Conforme relembramos no entre aspas "Restaurar a Natureza na Europa: uma urgência", a aprovação, pelo Parlamento Europeu, da Lei de Restauro da Natureza, obriga os estados-membros a restaurar 20% do seu património natural terrestre e marinho, até 2030, e todos os habitats degradados até 2050. Em breve teremos a versão final da Lei e, então, Portugal deverá transferir para os normativos nacionais esse objetivo, e pôr em prática, no território nacional, decisões integradas relativamente ao uso do solo e à edificação, à área florestada, às linhas de água e sua envolvente, ao litoral e ao oceano, entre outros. 
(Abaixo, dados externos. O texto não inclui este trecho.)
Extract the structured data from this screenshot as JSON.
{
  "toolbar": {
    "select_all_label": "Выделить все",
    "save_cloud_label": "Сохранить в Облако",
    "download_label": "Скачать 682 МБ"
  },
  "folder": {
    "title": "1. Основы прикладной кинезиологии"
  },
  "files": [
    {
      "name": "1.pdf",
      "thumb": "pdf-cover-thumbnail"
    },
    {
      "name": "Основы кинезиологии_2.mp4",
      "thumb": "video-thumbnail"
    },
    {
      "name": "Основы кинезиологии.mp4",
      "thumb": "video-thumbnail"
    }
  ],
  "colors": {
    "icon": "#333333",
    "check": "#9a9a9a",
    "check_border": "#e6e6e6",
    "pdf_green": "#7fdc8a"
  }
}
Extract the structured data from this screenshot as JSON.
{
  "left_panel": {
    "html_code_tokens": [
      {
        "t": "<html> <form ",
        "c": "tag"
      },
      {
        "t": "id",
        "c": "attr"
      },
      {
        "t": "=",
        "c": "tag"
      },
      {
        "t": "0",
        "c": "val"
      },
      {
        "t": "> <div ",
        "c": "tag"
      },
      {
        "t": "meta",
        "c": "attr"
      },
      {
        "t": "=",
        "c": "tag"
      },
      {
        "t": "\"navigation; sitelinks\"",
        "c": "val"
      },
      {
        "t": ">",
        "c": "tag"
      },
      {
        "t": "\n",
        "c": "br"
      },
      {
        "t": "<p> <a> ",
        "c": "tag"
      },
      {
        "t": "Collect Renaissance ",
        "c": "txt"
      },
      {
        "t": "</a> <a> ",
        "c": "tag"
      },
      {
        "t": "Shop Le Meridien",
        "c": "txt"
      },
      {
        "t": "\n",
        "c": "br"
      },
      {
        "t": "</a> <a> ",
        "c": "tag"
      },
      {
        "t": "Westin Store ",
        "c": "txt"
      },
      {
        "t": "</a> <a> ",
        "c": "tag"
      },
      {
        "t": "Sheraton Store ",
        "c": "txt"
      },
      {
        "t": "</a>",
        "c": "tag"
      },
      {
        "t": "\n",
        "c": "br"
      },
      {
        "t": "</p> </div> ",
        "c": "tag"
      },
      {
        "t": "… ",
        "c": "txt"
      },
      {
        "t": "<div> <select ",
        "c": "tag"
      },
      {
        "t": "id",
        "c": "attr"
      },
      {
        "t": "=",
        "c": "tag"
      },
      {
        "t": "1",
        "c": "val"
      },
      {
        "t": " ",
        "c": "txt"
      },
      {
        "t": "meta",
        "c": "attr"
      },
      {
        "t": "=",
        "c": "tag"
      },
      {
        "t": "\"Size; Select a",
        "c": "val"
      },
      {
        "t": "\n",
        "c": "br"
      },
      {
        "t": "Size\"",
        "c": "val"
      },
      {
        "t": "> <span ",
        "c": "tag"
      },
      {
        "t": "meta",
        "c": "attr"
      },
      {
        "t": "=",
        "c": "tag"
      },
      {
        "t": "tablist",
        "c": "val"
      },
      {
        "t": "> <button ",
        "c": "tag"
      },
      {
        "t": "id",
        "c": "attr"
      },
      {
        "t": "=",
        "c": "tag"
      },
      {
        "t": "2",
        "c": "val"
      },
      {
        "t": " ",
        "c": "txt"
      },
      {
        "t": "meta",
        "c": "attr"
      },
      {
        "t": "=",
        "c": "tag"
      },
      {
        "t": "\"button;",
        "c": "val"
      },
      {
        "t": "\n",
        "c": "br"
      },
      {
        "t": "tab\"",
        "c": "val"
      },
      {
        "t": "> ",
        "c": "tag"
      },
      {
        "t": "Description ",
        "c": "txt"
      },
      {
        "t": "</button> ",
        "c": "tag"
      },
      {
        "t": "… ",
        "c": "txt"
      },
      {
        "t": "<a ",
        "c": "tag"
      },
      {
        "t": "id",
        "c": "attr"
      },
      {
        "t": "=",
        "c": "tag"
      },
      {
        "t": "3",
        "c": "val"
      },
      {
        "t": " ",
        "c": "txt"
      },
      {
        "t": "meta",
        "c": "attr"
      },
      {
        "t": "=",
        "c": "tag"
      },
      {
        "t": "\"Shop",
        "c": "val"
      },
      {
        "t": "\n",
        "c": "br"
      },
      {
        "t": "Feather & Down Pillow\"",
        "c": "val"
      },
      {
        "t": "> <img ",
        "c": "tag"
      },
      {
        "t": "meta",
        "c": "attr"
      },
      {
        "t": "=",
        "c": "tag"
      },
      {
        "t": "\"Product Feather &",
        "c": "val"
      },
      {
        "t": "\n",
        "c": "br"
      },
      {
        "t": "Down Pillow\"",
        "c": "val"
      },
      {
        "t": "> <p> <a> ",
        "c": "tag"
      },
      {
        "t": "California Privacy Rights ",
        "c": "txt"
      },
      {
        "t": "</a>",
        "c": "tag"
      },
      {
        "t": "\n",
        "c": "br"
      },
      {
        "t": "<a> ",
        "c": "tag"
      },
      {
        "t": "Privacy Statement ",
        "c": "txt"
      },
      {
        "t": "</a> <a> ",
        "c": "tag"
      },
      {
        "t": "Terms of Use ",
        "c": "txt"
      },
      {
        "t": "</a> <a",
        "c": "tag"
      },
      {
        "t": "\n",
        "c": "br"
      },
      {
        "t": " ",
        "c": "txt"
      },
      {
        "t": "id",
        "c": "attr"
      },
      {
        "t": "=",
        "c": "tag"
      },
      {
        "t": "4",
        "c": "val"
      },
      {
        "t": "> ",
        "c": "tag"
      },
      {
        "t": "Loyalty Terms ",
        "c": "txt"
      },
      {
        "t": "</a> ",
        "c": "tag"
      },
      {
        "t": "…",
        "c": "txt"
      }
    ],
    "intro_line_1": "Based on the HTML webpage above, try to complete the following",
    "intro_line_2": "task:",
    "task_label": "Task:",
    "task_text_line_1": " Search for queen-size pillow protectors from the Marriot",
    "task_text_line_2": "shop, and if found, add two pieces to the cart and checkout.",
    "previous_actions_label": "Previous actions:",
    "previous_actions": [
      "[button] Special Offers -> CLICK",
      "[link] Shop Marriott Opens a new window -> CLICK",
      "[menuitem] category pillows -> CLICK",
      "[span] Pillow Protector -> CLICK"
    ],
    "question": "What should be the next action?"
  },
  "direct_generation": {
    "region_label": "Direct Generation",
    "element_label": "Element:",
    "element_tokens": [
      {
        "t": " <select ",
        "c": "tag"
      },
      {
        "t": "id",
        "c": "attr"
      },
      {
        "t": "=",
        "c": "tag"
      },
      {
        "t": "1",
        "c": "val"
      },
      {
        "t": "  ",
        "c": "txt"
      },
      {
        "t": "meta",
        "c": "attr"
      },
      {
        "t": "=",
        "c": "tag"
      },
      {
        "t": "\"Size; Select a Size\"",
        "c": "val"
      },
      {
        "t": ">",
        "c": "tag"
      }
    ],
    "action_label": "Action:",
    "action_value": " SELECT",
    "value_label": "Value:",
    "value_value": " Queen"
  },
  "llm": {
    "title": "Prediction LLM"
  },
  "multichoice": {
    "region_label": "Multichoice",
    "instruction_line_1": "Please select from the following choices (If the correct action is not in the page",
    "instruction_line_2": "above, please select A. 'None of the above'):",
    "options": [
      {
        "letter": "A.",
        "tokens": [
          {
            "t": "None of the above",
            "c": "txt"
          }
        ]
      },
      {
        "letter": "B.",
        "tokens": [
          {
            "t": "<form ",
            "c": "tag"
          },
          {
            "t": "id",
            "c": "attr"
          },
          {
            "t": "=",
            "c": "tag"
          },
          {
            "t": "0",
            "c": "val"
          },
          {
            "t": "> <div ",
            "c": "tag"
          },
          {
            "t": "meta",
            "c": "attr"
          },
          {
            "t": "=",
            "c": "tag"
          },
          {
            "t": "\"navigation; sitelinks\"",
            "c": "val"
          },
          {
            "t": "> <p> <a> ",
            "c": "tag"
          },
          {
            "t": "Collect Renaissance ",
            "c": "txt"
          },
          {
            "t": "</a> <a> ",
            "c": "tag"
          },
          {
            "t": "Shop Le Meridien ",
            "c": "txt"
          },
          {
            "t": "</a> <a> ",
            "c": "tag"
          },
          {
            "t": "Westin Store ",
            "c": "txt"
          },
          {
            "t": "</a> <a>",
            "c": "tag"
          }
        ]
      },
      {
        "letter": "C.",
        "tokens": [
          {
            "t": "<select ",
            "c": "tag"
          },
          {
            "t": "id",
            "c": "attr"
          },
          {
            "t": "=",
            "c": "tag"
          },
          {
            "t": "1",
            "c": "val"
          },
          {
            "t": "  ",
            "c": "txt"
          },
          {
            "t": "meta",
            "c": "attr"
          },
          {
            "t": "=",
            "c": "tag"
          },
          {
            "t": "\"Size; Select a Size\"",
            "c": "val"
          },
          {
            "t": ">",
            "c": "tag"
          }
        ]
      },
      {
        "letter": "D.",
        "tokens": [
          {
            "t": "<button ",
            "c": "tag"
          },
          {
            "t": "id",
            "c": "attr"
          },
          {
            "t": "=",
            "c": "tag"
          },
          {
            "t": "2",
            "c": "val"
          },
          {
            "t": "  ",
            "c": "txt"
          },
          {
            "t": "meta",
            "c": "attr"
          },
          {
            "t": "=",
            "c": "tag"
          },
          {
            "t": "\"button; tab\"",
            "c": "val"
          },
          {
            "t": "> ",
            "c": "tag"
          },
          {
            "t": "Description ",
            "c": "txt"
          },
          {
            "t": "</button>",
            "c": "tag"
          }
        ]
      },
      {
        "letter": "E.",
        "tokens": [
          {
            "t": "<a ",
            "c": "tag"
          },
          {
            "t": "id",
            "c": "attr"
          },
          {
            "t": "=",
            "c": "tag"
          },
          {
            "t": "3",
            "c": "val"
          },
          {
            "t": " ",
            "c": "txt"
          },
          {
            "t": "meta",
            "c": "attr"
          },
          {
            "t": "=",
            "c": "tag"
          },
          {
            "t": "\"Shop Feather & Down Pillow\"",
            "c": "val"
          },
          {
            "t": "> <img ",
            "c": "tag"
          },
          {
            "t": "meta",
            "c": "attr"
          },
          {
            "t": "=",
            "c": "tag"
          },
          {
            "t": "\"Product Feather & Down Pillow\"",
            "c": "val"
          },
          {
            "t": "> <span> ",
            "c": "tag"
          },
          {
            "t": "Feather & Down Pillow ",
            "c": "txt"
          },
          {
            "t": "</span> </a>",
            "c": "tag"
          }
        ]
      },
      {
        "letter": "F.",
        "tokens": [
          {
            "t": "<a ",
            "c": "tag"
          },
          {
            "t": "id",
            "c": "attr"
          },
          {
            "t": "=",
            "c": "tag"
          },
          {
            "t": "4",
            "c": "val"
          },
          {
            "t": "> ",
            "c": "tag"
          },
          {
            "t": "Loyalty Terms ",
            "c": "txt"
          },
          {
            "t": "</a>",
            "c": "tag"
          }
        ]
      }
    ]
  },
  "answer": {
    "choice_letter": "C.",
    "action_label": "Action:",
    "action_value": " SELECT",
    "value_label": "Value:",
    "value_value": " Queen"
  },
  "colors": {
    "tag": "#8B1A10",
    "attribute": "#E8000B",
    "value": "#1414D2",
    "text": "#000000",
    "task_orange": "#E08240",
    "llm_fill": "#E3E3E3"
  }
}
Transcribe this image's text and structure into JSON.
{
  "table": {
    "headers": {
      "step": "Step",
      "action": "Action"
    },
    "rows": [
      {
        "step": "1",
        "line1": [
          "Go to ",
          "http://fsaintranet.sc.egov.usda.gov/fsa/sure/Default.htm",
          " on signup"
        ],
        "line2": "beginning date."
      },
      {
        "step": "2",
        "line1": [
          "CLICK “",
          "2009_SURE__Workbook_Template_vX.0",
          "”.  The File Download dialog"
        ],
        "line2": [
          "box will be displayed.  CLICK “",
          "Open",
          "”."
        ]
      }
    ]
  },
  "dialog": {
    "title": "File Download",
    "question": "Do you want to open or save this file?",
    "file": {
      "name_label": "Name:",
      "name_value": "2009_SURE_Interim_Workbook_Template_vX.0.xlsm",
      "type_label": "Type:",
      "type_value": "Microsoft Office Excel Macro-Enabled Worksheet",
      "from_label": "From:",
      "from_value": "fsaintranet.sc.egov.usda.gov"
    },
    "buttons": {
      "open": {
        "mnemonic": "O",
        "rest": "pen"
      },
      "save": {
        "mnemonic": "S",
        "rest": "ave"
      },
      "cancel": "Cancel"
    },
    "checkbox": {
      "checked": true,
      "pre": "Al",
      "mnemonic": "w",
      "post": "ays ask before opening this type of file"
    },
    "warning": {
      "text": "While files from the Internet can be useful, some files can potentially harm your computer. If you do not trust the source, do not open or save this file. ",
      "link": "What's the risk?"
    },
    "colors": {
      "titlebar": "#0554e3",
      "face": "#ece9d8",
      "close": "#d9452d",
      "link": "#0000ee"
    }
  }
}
A exemplo da tendência nacional, ainda que forçada por via legal, não deveria Braga procurar travar a expansão urbana arbitrária e tratar de se reestruturar e rever a forma de crescer, qualificando-se? Continuará a ter sentido ampliar a cidade no sentido do meio rural e da área florestada, destruindo solo agrícola e reduzindo solo permeável e áreas que são suporte à diversidade da vida animal e vegetal? Não deverá optar-se por planear, para essasa zonas, a urbanização que promova a menor ocupação de solo, com soluções arrojadas de construção em altura, edifícios que integrem área verde (jardins ou bosques verticais), libertando solo para criação de parques e corredores verdes, ligando a cidade aos rios e à área natural? A urbanização a realizar no âmbito do Plano de Urbanização das Sete Fontes poderia ser assumida como laboratório de experimentação.

Convém ter presente que uma cidade que promove a biodiversidade e seus habitats é, também, uma cidade que proporciona qualidade de vida a quem nela habita e que é capaz de contribuir para a adaptação às alterações climáticas, contrariando, através do planeamento urbano, o aumento de ondas de calor e de pluviosidade extrema, conforme previsto para as próximas décadas. 

Podíamos seguir exemplos de outras cidades, algumas na Europa e outras noutros continentes, por vezes com temperatura muito mais elevada e que, desde cedo, compreenderam que a nova construção, nas cidades, deve seguir um paradigma oposto ao das últimas décadas. Soluções construtivas em altura, com jardins e bosques verticais, articulados com corredores verdes que cruzam a cidade e facilitam o percurso, a pé ou de bicicleta, pelos seus habitantes e por quem nos visita. Área verde que promove a biodiversidade. 


Em 2012, Milão, em Itália, que muitos conhecem pela cidade antiga e seus monumentos, como a Piazza del Duomo, com a Catedral (Duomo) e as Galerias Vittorio Emanuele, optou pela reabilitação de uma zona degradada que transformou numa zona de elevada qualidade - residencial, de comércio, serviços e espaços de espetáculo -, com construção em altura que inclui bosques verticais (reflorestamento urbano), parques verdes, corredores verdes e zonas com água. Um projeto de arquitetura urbana que contribui para a regeneração do meio ambiente, na medida em que os bosques verticais aumentam a humidade do ar, absorvem CO2, favorecem o isolamento acústico,  a diminuição da temperatura nos meses mais quentes e uma maior luminosidade nos meses de inverno, bem como a atração de aves e insetos polinizadores, promovendo a biodiversidade. 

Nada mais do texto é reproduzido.